Le 666, le High Yield et le bitcoin

Sommes-nous à l’aube d’une correction de marchés? Sur la semaine, l’indice DOW Jones a perdu en effet 666 points. Le chiffre 6 résonne de manière particulière. Le premier mot du livre de la Genèse « au commencement » s’écrit en hebreux « bara chit », c'est-à-dire « il a créé six ». Selon la Bible et le Coran, le monde a été créé en 6 jours et l’homme, qui a été créé le sixième jour (dans la Genèse), doit travailler 6 jours (666). Il fait également partie de rares nombres parfaits (il est égal à la somme de ses diviseurs.)

Nous le retrouvons avec Pythagore et les Babyloniens. Pour revenir à la finance, le S&P500 a rebondi en 2009 sur 666 points. Si la numérologie peut être intéressante, les marchés devraient se focaliser sur le High Yield. La divergence entre le S&P500 et le High Yield est importante alors que les deux sont considérés comme des actifs risqués.

Les destructions de parts (rédemption) d’ETFs sur les indices High Yield s’accélèrent depuis une semaine. Enfin, la corrélation entre le VIX (l’indice de volatilité du S&P500) et celle du bitcoin s’avère intéressante. Le bitcoin et le ripple pourraient rebondir sur des supports techniques. Le bitcoin pourrait ainsi trouver un support dans­ la zone 8200/7900$.

Vendredi après-midi, les rebonds des cryptodevises se sont conjugués à l’accélération haussière du VIX et à la chute des marchés.

Le VIX a dépassé les 17. S’il est intéressant de prendre du risque, la « cash extraction » ou l’achat de « put spread » permet d’intégrer dans l’investissement les hausses souvent intempestives de la volatilité.

In fine, toutes les classes d’actifs ont baissé vendredi, la corrélation tendant vers 1. Ceci n’est pas sans rappeler la crise de 2008. Pour le moment, il n’y a pas de signaux notables alimentant une telle crainte.

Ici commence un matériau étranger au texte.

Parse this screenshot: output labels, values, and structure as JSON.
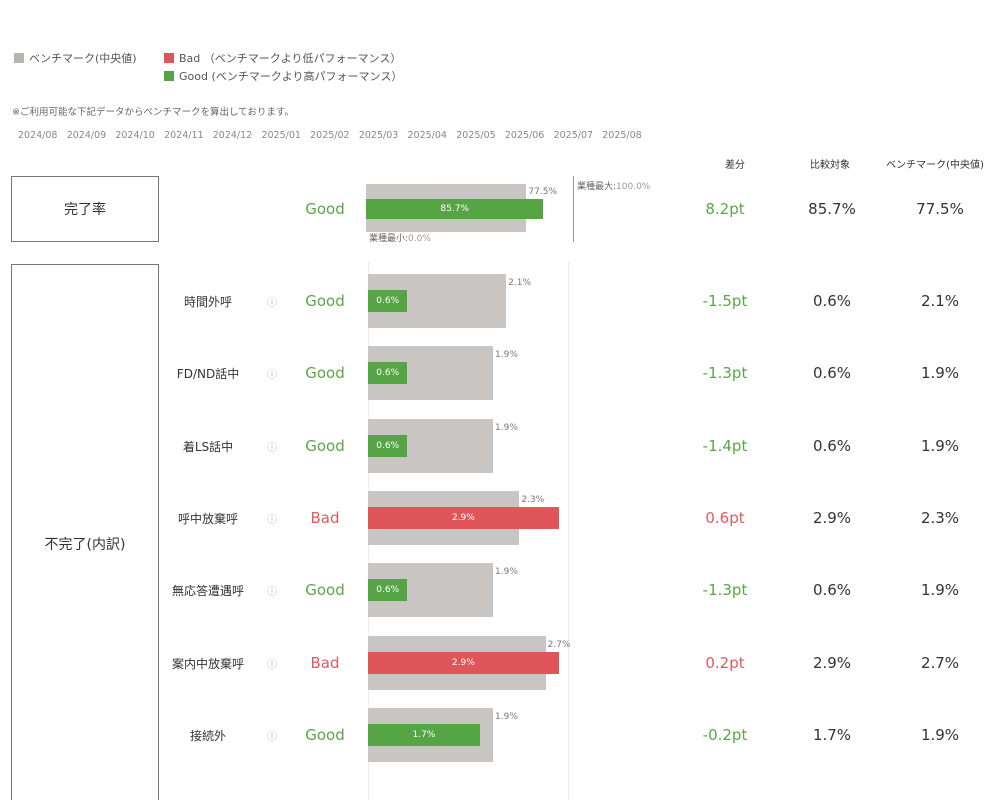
{
  "legend": {
    "benchmark": {
      "label": "ベンチマーク(中央値)",
      "color": "#b8b4b2"
    },
    "bad": {
      "label": "Bad （ベンチマークより低パフォーマンス）",
      "color": "#e0555a"
    },
    "good": {
      "label": "Good (ベンチマークより高パフォーマンス）",
      "color": "#55a545"
    }
  },
  "note": "※ご利用可能な下記データからベンチマークを算出しております。",
  "months": [
    "2024/08",
    "2024/09",
    "2024/10",
    "2024/11",
    "2024/12",
    "2025/01",
    "2025/02",
    "2025/03",
    "2025/04",
    "2025/05",
    "2025/06",
    "2025/07",
    "2025/08"
  ],
  "columns": {
    "diff": "差分",
    "compare": "比較対象",
    "benchmark": "ベンチマーク(中央値)"
  },
  "completion": {
    "group_label": "完了率",
    "status": "Good",
    "max_label": "業種最大:",
    "max_value": "100.0%",
    "min_label": "業種最小:",
    "min_value": "0.0%"
  },
  "incomplete_group_label": "不完了(内訳)",
  "info_icon": "ⓘ",
  "chart_data": [
    {
      "type": "bar",
      "name": "完了率",
      "categories": [
        "完了率"
      ],
      "series": [
        {
          "name": "ベンチマーク(中央値)",
          "values": [
            77.5
          ]
        },
        {
          "name": "比較対象",
          "values": [
            85.7
          ]
        }
      ],
      "labels": {
        "benchmark": [
          "77.5%"
        ],
        "compare": [
          "85.7%"
        ]
      },
      "status": [
        "good"
      ],
      "diff": [
        "8.2pt"
      ],
      "compare_text": [
        "85.7%"
      ],
      "benchmark_text": [
        "77.5%"
      ],
      "xlim": [
        0,
        100
      ]
    },
    {
      "type": "bar",
      "name": "不完了(内訳)",
      "categories": [
        "時間外呼",
        "FD/ND話中",
        "着LS話中",
        "呼中放棄呼",
        "無応答遭遇呼",
        "案内中放棄呼",
        "接続外"
      ],
      "series": [
        {
          "name": "ベンチマーク(中央値)",
          "values": [
            2.1,
            1.9,
            1.9,
            2.3,
            1.9,
            2.7,
            1.9
          ]
        },
        {
          "name": "比較対象",
          "values": [
            0.6,
            0.6,
            0.6,
            2.9,
            0.6,
            2.9,
            1.7
          ]
        }
      ],
      "labels": {
        "benchmark": [
          "2.1%",
          "1.9%",
          "1.9%",
          "2.3%",
          "1.9%",
          "2.7%",
          "1.9%"
        ],
        "compare": [
          "0.6%",
          "0.6%",
          "0.6%",
          "2.9%",
          "0.6%",
          "2.9%",
          "1.7%"
        ]
      },
      "status_text": [
        "Good",
        "Good",
        "Good",
        "Bad",
        "Good",
        "Bad",
        "Good"
      ],
      "status": [
        "good",
        "good",
        "good",
        "bad",
        "good",
        "bad",
        "good"
      ],
      "diff": [
        "-1.5pt",
        "-1.3pt",
        "-1.4pt",
        "0.6pt",
        "-1.3pt",
        "0.2pt",
        "-0.2pt"
      ],
      "compare_text": [
        "0.6%",
        "0.6%",
        "0.6%",
        "2.9%",
        "0.6%",
        "2.9%",
        "1.7%"
      ],
      "benchmark_text": [
        "2.1%",
        "1.9%",
        "1.9%",
        "2.3%",
        "1.9%",
        "2.7%",
        "1.9%"
      ],
      "xlim": [
        0,
        3.05
      ]
    }
  ]
}
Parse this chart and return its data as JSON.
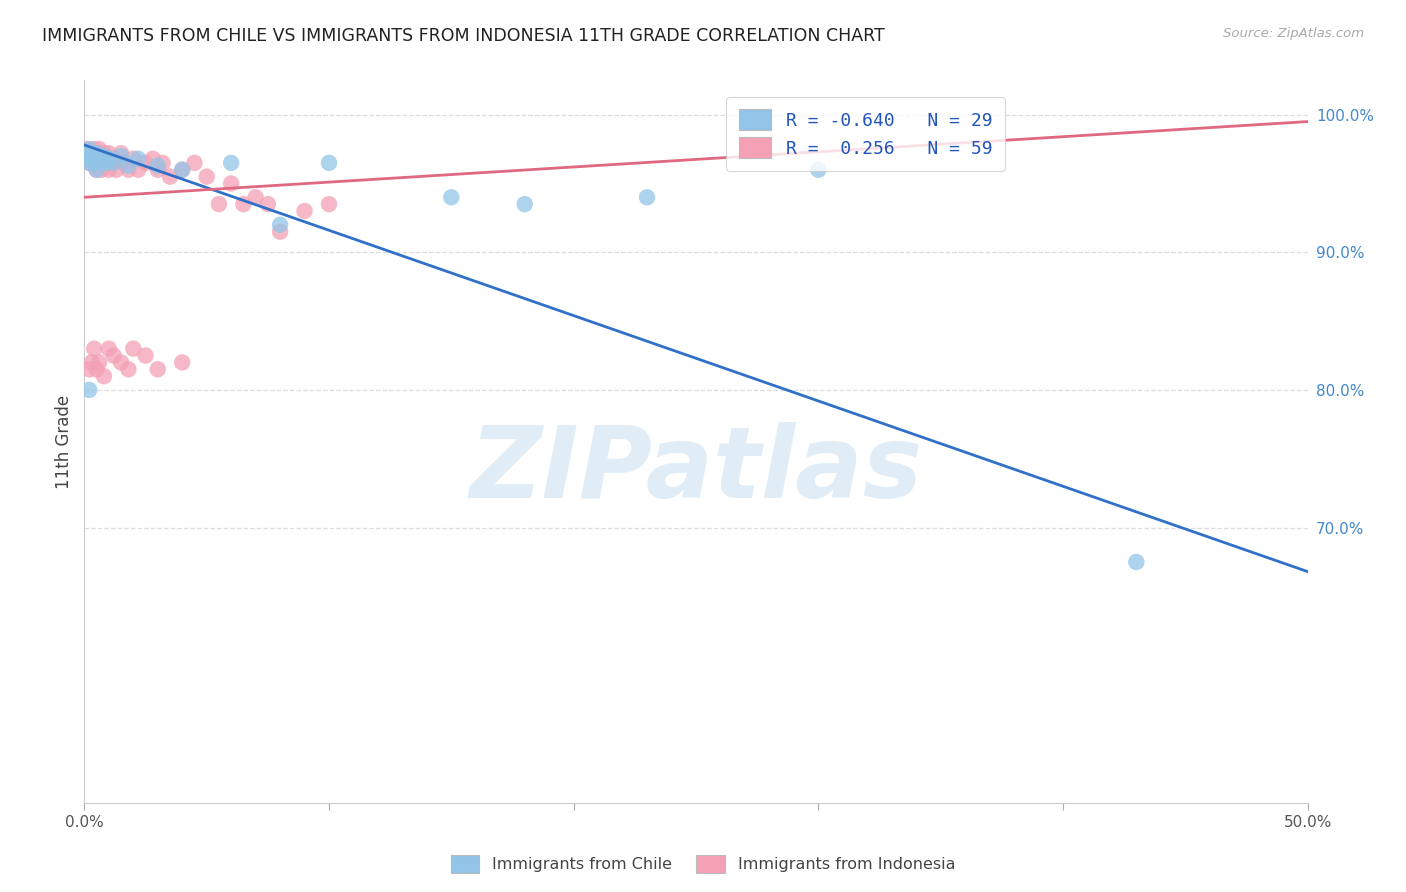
{
  "title": "IMMIGRANTS FROM CHILE VS IMMIGRANTS FROM INDONESIA 11TH GRADE CORRELATION CHART",
  "source": "Source: ZipAtlas.com",
  "ylabel": "11th Grade",
  "xlim": [
    0.0,
    0.5
  ],
  "ylim": [
    0.5,
    1.025
  ],
  "legend_chile_R": "-0.640",
  "legend_chile_N": "29",
  "legend_indonesia_R": "0.256",
  "legend_indonesia_N": "59",
  "chile_color": "#92C5E8",
  "indonesia_color": "#F4A0B5",
  "chile_line_color": "#3070C8",
  "indonesia_line_color": "#E06880",
  "watermark": "ZIPatlas",
  "chile_scatter_x": [
    0.0,
    0.001,
    0.001,
    0.002,
    0.002,
    0.003,
    0.004,
    0.005,
    0.005,
    0.006,
    0.007,
    0.008,
    0.009,
    0.01,
    0.012,
    0.015,
    0.018,
    0.022,
    0.03,
    0.04,
    0.06,
    0.08,
    0.1,
    0.15,
    0.18,
    0.23,
    0.3,
    0.43,
    0.002
  ],
  "chile_scatter_y": [
    0.97,
    0.968,
    0.972,
    0.965,
    0.975,
    0.968,
    0.965,
    0.972,
    0.96,
    0.968,
    0.965,
    0.97,
    0.965,
    0.968,
    0.965,
    0.97,
    0.963,
    0.968,
    0.963,
    0.96,
    0.965,
    0.92,
    0.965,
    0.94,
    0.935,
    0.94,
    0.96,
    0.675,
    0.8
  ],
  "indonesia_scatter_x": [
    0.0,
    0.001,
    0.001,
    0.002,
    0.002,
    0.003,
    0.003,
    0.004,
    0.004,
    0.005,
    0.005,
    0.005,
    0.006,
    0.006,
    0.007,
    0.007,
    0.008,
    0.008,
    0.009,
    0.01,
    0.01,
    0.011,
    0.012,
    0.013,
    0.015,
    0.016,
    0.018,
    0.02,
    0.022,
    0.025,
    0.028,
    0.03,
    0.032,
    0.035,
    0.04,
    0.045,
    0.05,
    0.055,
    0.06,
    0.065,
    0.07,
    0.075,
    0.08,
    0.09,
    0.1,
    0.01,
    0.02,
    0.003,
    0.004,
    0.002,
    0.006,
    0.008,
    0.012,
    0.015,
    0.018,
    0.025,
    0.03,
    0.04,
    0.005
  ],
  "indonesia_scatter_y": [
    0.972,
    0.968,
    0.975,
    0.965,
    0.97,
    0.968,
    0.972,
    0.965,
    0.975,
    0.968,
    0.96,
    0.972,
    0.965,
    0.975,
    0.968,
    0.96,
    0.972,
    0.965,
    0.968,
    0.972,
    0.96,
    0.965,
    0.968,
    0.96,
    0.972,
    0.965,
    0.96,
    0.968,
    0.96,
    0.965,
    0.968,
    0.96,
    0.965,
    0.955,
    0.96,
    0.965,
    0.955,
    0.935,
    0.95,
    0.935,
    0.94,
    0.935,
    0.915,
    0.93,
    0.935,
    0.83,
    0.83,
    0.82,
    0.83,
    0.815,
    0.82,
    0.81,
    0.825,
    0.82,
    0.815,
    0.825,
    0.815,
    0.82,
    0.815
  ],
  "chile_line_x": [
    0.0,
    0.5
  ],
  "chile_line_y": [
    0.978,
    0.668
  ],
  "indonesia_line_x": [
    0.0,
    0.5
  ],
  "indonesia_line_y": [
    0.94,
    0.995
  ],
  "ytick_positions": [
    1.0,
    0.9,
    0.8,
    0.7
  ],
  "ytick_labels": [
    "100.0%",
    "90.0%",
    "80.0%",
    "70.0%"
  ],
  "grid_color": "#DDDDDD",
  "background_color": "#FFFFFF",
  "spine_color": "#CCCCCC"
}
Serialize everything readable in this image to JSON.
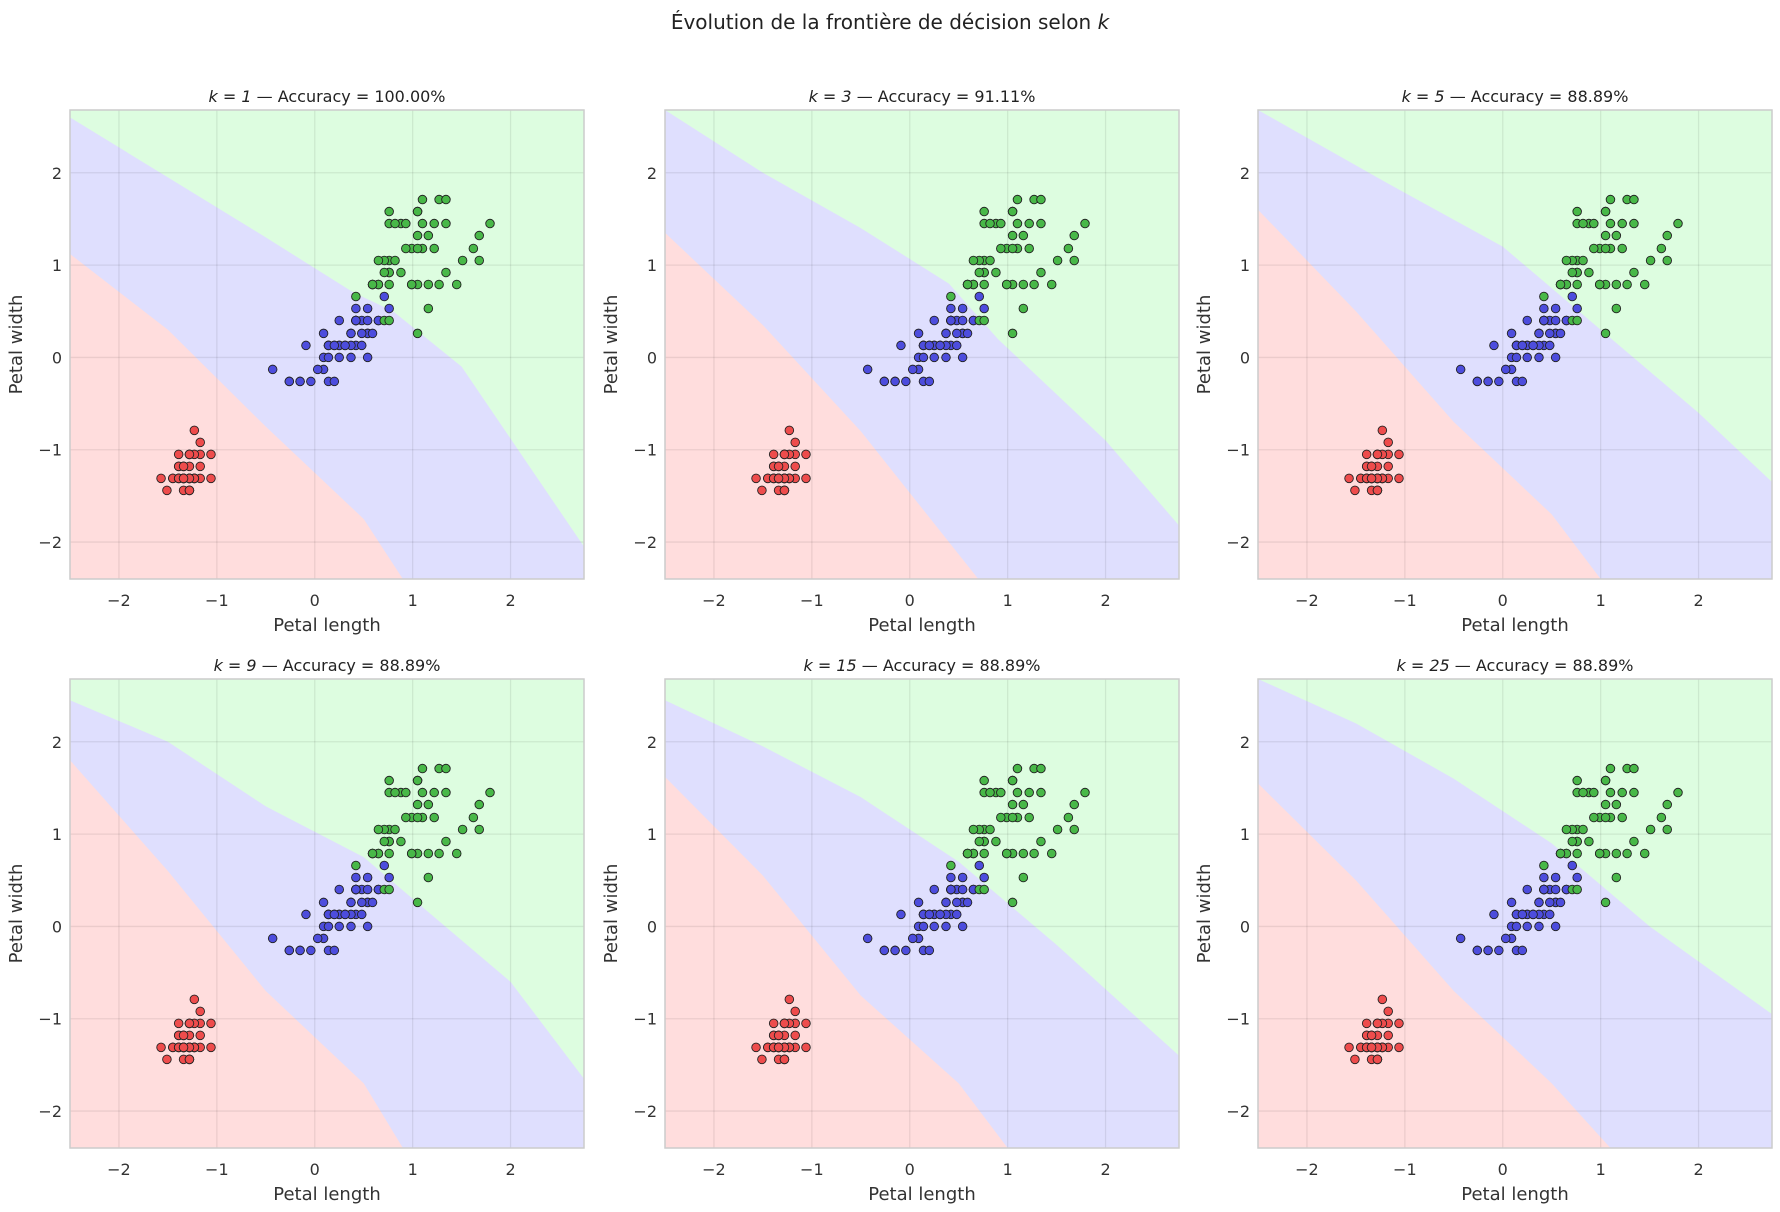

La question cruciale est : jusqu’où ira la complaisance des marchés. Pour le moment, la croissance économique est synchronisée. Les banques centrales ne vont pas se presser pour retirer la liquidité déversée dans les marchés. Et là, il faut revenir sur le second risque de 2018 avec la hausse importante de la volatilité, l’inflation. Donc, la circonspection s’impose pour les prochains jours afin de ne pas subir un nouveau « Buy the Dip ». Le potentiel de baisse est colossal. Il sera toujours temps d’agir.

 

 

Du même auteur

Les newsletters de Bilan

Le cercle des lecteurs

Le Cercle des Lecteurs est une plate-forme d'échanger sur tout ce qui touche votre magazine. C'est le reflet de vos opinions, et votre porte-parole le plus fidèle. Plus d'info

"Tout ce qui compte.
Pour vous."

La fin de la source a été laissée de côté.